Ebrei, omosessuali, zingari, malati di mente e “asociali”: ciò che il cittadino modello non doveva essere.

L’annuncio dell’entrata in vigore delle leggi discriminatorie nei confronti degli ebrei italiani segnò un passo importante nell’avvicinamento del fascismo italiano verso il nazismo tedesco. Tale atto non fu soltanto il tentativo di imitare una linea politica altrui per affinare i rapporti con il futuro alleato. Pur rimanendo nell’ambito delle sole discriminazioni razziali, l’Italia era già intervenuta nei confronti degli abitanti delle colonie dell’impero nel 1936 e nel 1937.
Ma l’atteggiamento ostile alle diversità non fu limitato alla sola diversità etnica né tantomeno caratterizzava soltanto le dittature nazifasciste. Infatti, anche le democrazie europee, seppur con alcune distinzioni da paese a paese, avevano strutturato una tipologia ideale di riferimento per distinguere il “buon cittadino” e il “buon patriota” dal diverso, deviante e/o malato. Anche per identificare con più facilità i soggetti non affidabili, la cultura ottocentesca aveva strutturato una galleria di “controtipi” che rappresentavano le caratteristiche degli individui o dei gruppi contrari e/o esterni alla società nazionale borghese europea.

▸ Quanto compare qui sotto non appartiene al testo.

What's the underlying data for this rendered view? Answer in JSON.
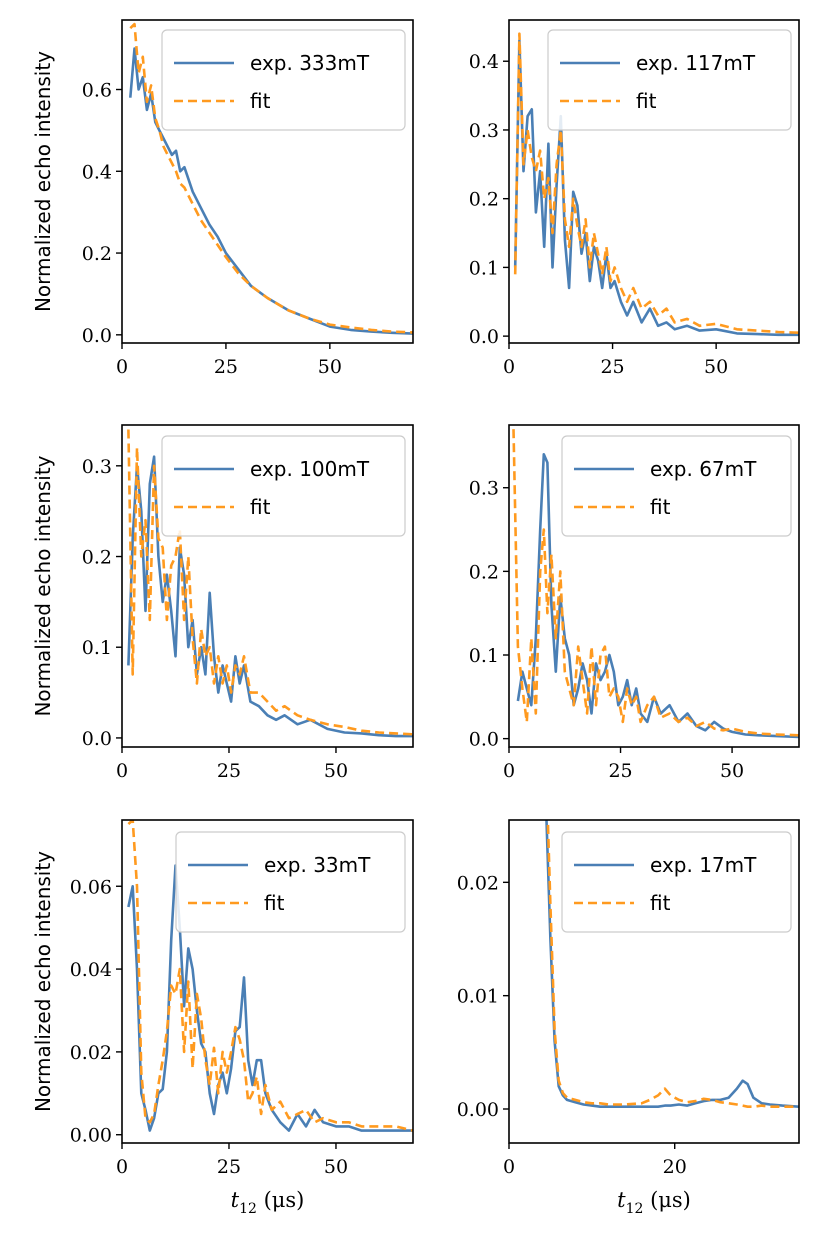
{
  "colors": {
    "exp": "#4a7fb5",
    "fit": "#ff9a1f",
    "axis": "#000000"
  },
  "figure": {
    "xlabel": "t12 (μs)",
    "ylabel": "Normalized echo intensity"
  },
  "chart_data": [
    {
      "type": "line",
      "title": "",
      "legend": [
        "exp. 333mT",
        "fit"
      ],
      "xlabel": "",
      "ylabel": "Normalized echo intensity",
      "xlim": [
        0,
        70
      ],
      "ylim": [
        -0.02,
        0.77
      ],
      "xticks": [
        0,
        25,
        50
      ],
      "yticks": [
        0.0,
        0.2,
        0.4,
        0.6
      ],
      "x": [
        2,
        3,
        4,
        5,
        6,
        7,
        8,
        9,
        10,
        11,
        12,
        13,
        14,
        15,
        17,
        19,
        21,
        23,
        25,
        28,
        31,
        35,
        40,
        45,
        50,
        55,
        60,
        65,
        70
      ],
      "series": [
        {
          "name": "exp. 333mT",
          "values": [
            0.58,
            0.7,
            0.6,
            0.63,
            0.55,
            0.59,
            0.52,
            0.5,
            0.48,
            0.46,
            0.44,
            0.45,
            0.4,
            0.41,
            0.35,
            0.31,
            0.27,
            0.24,
            0.2,
            0.16,
            0.12,
            0.09,
            0.06,
            0.04,
            0.02,
            0.012,
            0.008,
            0.005,
            0.003
          ]
        },
        {
          "name": "fit",
          "values": [
            0.75,
            0.76,
            0.64,
            0.68,
            0.57,
            0.61,
            0.53,
            0.5,
            0.46,
            0.44,
            0.42,
            0.4,
            0.37,
            0.36,
            0.32,
            0.28,
            0.25,
            0.22,
            0.19,
            0.15,
            0.12,
            0.09,
            0.06,
            0.04,
            0.025,
            0.018,
            0.012,
            0.008,
            0.006
          ]
        }
      ]
    },
    {
      "type": "line",
      "title": "",
      "legend": [
        "exp. 117mT",
        "fit"
      ],
      "xlabel": "",
      "ylabel": "",
      "xlim": [
        0,
        70
      ],
      "ylim": [
        -0.01,
        0.46
      ],
      "xticks": [
        0,
        25,
        50
      ],
      "yticks": [
        0.0,
        0.1,
        0.2,
        0.3,
        0.4
      ],
      "x": [
        1.5,
        2.5,
        3.5,
        4.5,
        5.5,
        6.5,
        7.5,
        8.5,
        9.5,
        10.5,
        11.5,
        12.5,
        13.5,
        14.5,
        15.5,
        16.5,
        17.5,
        18.5,
        19.5,
        20.5,
        21.5,
        22.5,
        23.5,
        24.5,
        25.5,
        27,
        28.5,
        30,
        32,
        34,
        36,
        38,
        40,
        43,
        46,
        50,
        55,
        60,
        65,
        70
      ],
      "series": [
        {
          "name": "exp. 117mT",
          "values": [
            0.1,
            0.43,
            0.24,
            0.32,
            0.33,
            0.18,
            0.24,
            0.13,
            0.28,
            0.1,
            0.22,
            0.32,
            0.14,
            0.07,
            0.21,
            0.19,
            0.12,
            0.15,
            0.08,
            0.13,
            0.11,
            0.07,
            0.12,
            0.07,
            0.08,
            0.05,
            0.03,
            0.05,
            0.02,
            0.04,
            0.015,
            0.02,
            0.01,
            0.015,
            0.008,
            0.01,
            0.004,
            0.003,
            0.002,
            0.002
          ]
        },
        {
          "name": "fit",
          "values": [
            0.09,
            0.44,
            0.25,
            0.3,
            0.26,
            0.24,
            0.27,
            0.2,
            0.23,
            0.15,
            0.25,
            0.3,
            0.17,
            0.13,
            0.2,
            0.16,
            0.13,
            0.17,
            0.1,
            0.15,
            0.12,
            0.09,
            0.13,
            0.08,
            0.1,
            0.07,
            0.05,
            0.07,
            0.04,
            0.05,
            0.03,
            0.04,
            0.02,
            0.025,
            0.015,
            0.018,
            0.01,
            0.008,
            0.006,
            0.005
          ]
        }
      ]
    },
    {
      "type": "line",
      "title": "",
      "legend": [
        "exp. 100mT",
        "fit"
      ],
      "xlabel": "",
      "ylabel": "Normalized echo intensity",
      "xlim": [
        0,
        68
      ],
      "ylim": [
        -0.01,
        0.345
      ],
      "xticks": [
        0,
        25,
        50
      ],
      "yticks": [
        0.0,
        0.1,
        0.2,
        0.3
      ],
      "x": [
        1.5,
        2.5,
        3.5,
        4.5,
        5.5,
        6.5,
        7.5,
        8.5,
        9.5,
        10.5,
        11.5,
        12.5,
        13.5,
        14.5,
        15.5,
        16.5,
        17.5,
        18.5,
        19.5,
        20.5,
        21.5,
        22.5,
        23.5,
        24.5,
        25.5,
        26.5,
        27.5,
        28.5,
        30,
        32,
        34,
        36,
        38,
        41,
        44,
        48,
        52,
        56,
        60,
        64,
        68
      ],
      "series": [
        {
          "name": "exp. 100mT",
          "values": [
            0.08,
            0.22,
            0.3,
            0.25,
            0.14,
            0.28,
            0.31,
            0.2,
            0.15,
            0.18,
            0.14,
            0.09,
            0.21,
            0.18,
            0.1,
            0.13,
            0.07,
            0.1,
            0.07,
            0.16,
            0.09,
            0.05,
            0.08,
            0.06,
            0.04,
            0.09,
            0.06,
            0.08,
            0.04,
            0.035,
            0.025,
            0.02,
            0.025,
            0.015,
            0.02,
            0.01,
            0.006,
            0.005,
            0.003,
            0.002,
            0.002
          ]
        },
        {
          "name": "fit",
          "values": [
            0.34,
            0.07,
            0.32,
            0.2,
            0.24,
            0.13,
            0.3,
            0.22,
            0.21,
            0.13,
            0.19,
            0.2,
            0.23,
            0.13,
            0.2,
            0.11,
            0.06,
            0.12,
            0.09,
            0.1,
            0.06,
            0.09,
            0.06,
            0.08,
            0.05,
            0.08,
            0.07,
            0.09,
            0.05,
            0.05,
            0.04,
            0.03,
            0.035,
            0.025,
            0.02,
            0.015,
            0.012,
            0.008,
            0.006,
            0.005,
            0.004
          ]
        }
      ]
    },
    {
      "type": "line",
      "title": "",
      "legend": [
        "exp. 67mT",
        "fit"
      ],
      "xlabel": "",
      "ylabel": "",
      "xlim": [
        0,
        65
      ],
      "ylim": [
        -0.01,
        0.375
      ],
      "xticks": [
        0,
        25,
        50
      ],
      "yticks": [
        0.0,
        0.1,
        0.2,
        0.3
      ],
      "x": [
        1,
        2,
        3,
        4,
        5,
        6,
        7,
        7.8,
        8.6,
        9.5,
        10.5,
        11.5,
        12.5,
        13.5,
        14.5,
        15.5,
        16.5,
        17.5,
        18.5,
        19.5,
        20.5,
        21.5,
        22.5,
        23.5,
        24.5,
        25.5,
        26.5,
        27.5,
        28.5,
        29.5,
        31,
        32.5,
        34,
        36,
        38,
        40,
        42,
        44,
        46,
        48,
        50,
        53,
        56,
        60,
        65
      ],
      "series": [
        {
          "name": "exp. 67mT",
          "values": [
            null,
            0.045,
            0.08,
            0.06,
            0.04,
            0.12,
            0.25,
            0.34,
            0.33,
            0.16,
            0.08,
            0.17,
            0.12,
            0.1,
            0.04,
            0.06,
            0.09,
            0.07,
            0.03,
            0.09,
            0.07,
            0.08,
            0.1,
            0.08,
            0.04,
            0.05,
            0.07,
            0.04,
            0.06,
            0.03,
            0.02,
            0.05,
            0.03,
            0.04,
            0.02,
            0.03,
            0.015,
            0.01,
            0.02,
            0.012,
            0.008,
            0.005,
            0.004,
            0.003,
            0.002
          ]
        },
        {
          "name": "fit",
          "values": [
            0.37,
            0.11,
            0.06,
            0.02,
            0.12,
            0.03,
            0.2,
            0.25,
            0.15,
            0.22,
            0.12,
            0.2,
            0.08,
            0.06,
            0.04,
            0.11,
            0.07,
            0.03,
            0.11,
            0.04,
            0.1,
            0.11,
            0.05,
            0.06,
            0.05,
            0.02,
            0.06,
            0.04,
            0.05,
            0.02,
            0.04,
            0.05,
            0.025,
            0.03,
            0.02,
            0.025,
            0.015,
            0.02,
            0.012,
            0.01,
            0.012,
            0.008,
            0.006,
            0.005,
            0.004
          ]
        }
      ]
    },
    {
      "type": "line",
      "title": "",
      "legend": [
        "exp. 33mT",
        "fit"
      ],
      "xlabel": "t12 (μs)",
      "ylabel": "Normalized echo intensity",
      "xlim": [
        0,
        68
      ],
      "ylim": [
        -0.002,
        0.076
      ],
      "xticks": [
        0,
        25,
        50
      ],
      "yticks": [
        0.0,
        0.02,
        0.04,
        0.06
      ],
      "x": [
        1.5,
        2.5,
        3.5,
        4.5,
        5.5,
        6.5,
        7.5,
        8.5,
        9.5,
        10.5,
        11.5,
        12.5,
        13.5,
        14.5,
        15.5,
        16.5,
        17.5,
        18.5,
        19.5,
        20.5,
        21.5,
        22.5,
        23.5,
        24.5,
        25.5,
        26.5,
        27.5,
        28.5,
        29.5,
        30.5,
        31.5,
        32.5,
        33.5,
        35,
        37,
        39,
        41,
        43,
        45,
        47,
        50,
        53,
        56,
        60,
        64,
        68
      ],
      "series": [
        {
          "name": "exp. 33mT",
          "values": [
            0.055,
            0.06,
            0.04,
            0.01,
            0.006,
            0.001,
            0.004,
            0.01,
            0.011,
            0.02,
            0.047,
            0.065,
            0.05,
            0.031,
            0.045,
            0.04,
            0.03,
            0.022,
            0.02,
            0.01,
            0.005,
            0.012,
            0.015,
            0.01,
            0.016,
            0.025,
            0.026,
            0.038,
            0.018,
            0.012,
            0.018,
            0.018,
            0.01,
            0.006,
            0.003,
            0.001,
            0.005,
            0.002,
            0.006,
            0.003,
            0.002,
            0.002,
            0.001,
            0.001,
            0.001,
            0.001
          ]
        },
        {
          "name": "fit",
          "values": [
            0.075,
            0.076,
            0.06,
            0.015,
            0.004,
            0.003,
            0.005,
            0.012,
            0.018,
            0.025,
            0.036,
            0.034,
            0.04,
            0.02,
            0.037,
            0.016,
            0.034,
            0.028,
            0.018,
            0.012,
            0.021,
            0.01,
            0.02,
            0.015,
            0.02,
            0.026,
            0.023,
            0.018,
            0.008,
            0.01,
            0.014,
            0.005,
            0.012,
            0.006,
            0.008,
            0.004,
            0.005,
            0.006,
            0.003,
            0.004,
            0.003,
            0.003,
            0.002,
            0.002,
            0.002,
            0.001
          ]
        }
      ]
    },
    {
      "type": "line",
      "title": "",
      "legend": [
        "exp. 17mT",
        "fit"
      ],
      "xlabel": "t12 (μs)",
      "ylabel": "",
      "xlim": [
        0,
        35
      ],
      "ylim": [
        -0.003,
        0.0255
      ],
      "xticks": [
        0,
        20
      ],
      "yticks": [
        0.0,
        0.01,
        0.02
      ],
      "x": [
        4.5,
        5,
        5.5,
        6,
        6.5,
        7,
        8,
        9,
        10,
        11,
        12,
        14,
        16,
        17,
        18,
        18.8,
        19.5,
        20.5,
        21.5,
        22.5,
        23.5,
        24.5,
        25.5,
        26.5,
        27.5,
        28.2,
        28.8,
        29.5,
        30.5,
        31.5,
        33,
        35
      ],
      "series": [
        {
          "name": "exp. 17mT",
          "values": [
            0.026,
            0.015,
            0.006,
            0.002,
            0.0012,
            0.0008,
            0.0006,
            0.0004,
            0.0003,
            0.0002,
            0.0002,
            0.0002,
            0.0002,
            0.0002,
            0.0002,
            0.0003,
            0.0003,
            0.0004,
            0.0003,
            0.0005,
            0.0007,
            0.0008,
            0.0008,
            0.001,
            0.0018,
            0.0025,
            0.0022,
            0.001,
            0.0005,
            0.0004,
            0.0003,
            0.0002
          ]
        },
        {
          "name": "fit",
          "values": [
            0.03,
            0.018,
            0.007,
            0.0025,
            0.0014,
            0.001,
            0.0008,
            0.0006,
            0.0005,
            0.0005,
            0.0004,
            0.0004,
            0.0005,
            0.0008,
            0.0012,
            0.0018,
            0.0012,
            0.0008,
            0.0006,
            0.0007,
            0.0009,
            0.0008,
            0.0006,
            0.0005,
            0.0004,
            0.0003,
            0.0002,
            0.0002,
            0.0003,
            0.0002,
            0.0002,
            0.0002
          ]
        }
      ]
    }
  ]
}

Fu lo storico George Mosse a definire e usare questa definizione di “controtipo” nella quale trovarono collocazione le diversità razziali, di genere e di orientamento sessuale.
Ecco, in estrema sintesi, alcune caratteristiche chiave dei controtipi. L’assenza di radici rappresentò una caratteristica proposta con frequenza per descrivere gli ebrei considerati, al pari degli zingari, un popolo senza patria e senza legami. Con la formazione degli stati nazionali, emerse l’importanza della ricerca delle origini a sostegno della propria identità nazionale: la nobiltà di origine feudale diventò una caratteristica della nazione e non più di alcune famiglie dominanti. Di conseguenza, l’apparente assenza di queste origini nobili confinò fuori dai canoni i gruppi dediti nel presente o nel passato al nomadismo. L’aspetto fisico decadente era associato dalla medicina dell’epoca alla situazione del malato e, come tale, era ritenuto una minaccia per la società stessa. Nel suo insieme, la società poteva essere sana solo se i suoi membri lo erano anch’essi: la giovinezza e i fisici muscolosi garantivano la presenza della salute pubblica. Il coraggio, la forza e il controllo delle passioni e delle emozioni: in questo ambito rientra, ad esempio, la presunta vigliaccheria degli ebrei propagandata dagli antisemiti ma presente anche nelle farse popolari, in continuità con un antiebraismo di più antica data. In quest’ottica ebrei, omosessuali, zingari, malati di mente e “asociali” rappresentarono anche dal punto di vista dell’immaginario ciò che il cittadino modello non doveva essere e, pertanto, furono discriminati e perseguitati anche dalle democrazie europee. Le dittature nazifasciste portarono all’estremo quest’approccio puntando sulla definitiva assimilazione e/o eliminazione delle diversità. Per l’Italia, le leggi del 1938 confermarono la piena adesione del regime fascista alle politiche discriminatorie già in atto in Germania contro gli ebrei. Verso rom e omosessuali, invece, l’Italia agì principalmente attraverso l’operato della polizia, a partire dall’entrata in vigore del codice Rocco nel 1931. I principali strumenti giuridici e amministrativi che il fascismo utilizzò contro le diversità e in particolare contro gli omosessuali furono la diffida, l’ammonizione e il confino, ai quali vanno aggiunti il carcere e il manicomio, destinati espressamente ad altri casi di devianza ma utilizzati quali forme più dure e/o definitive di repressione. In Europa Occidentale l’antisemitismo di stato terminò con la fine del conflitto mondiale, con la sconfitta dei nazifascisti.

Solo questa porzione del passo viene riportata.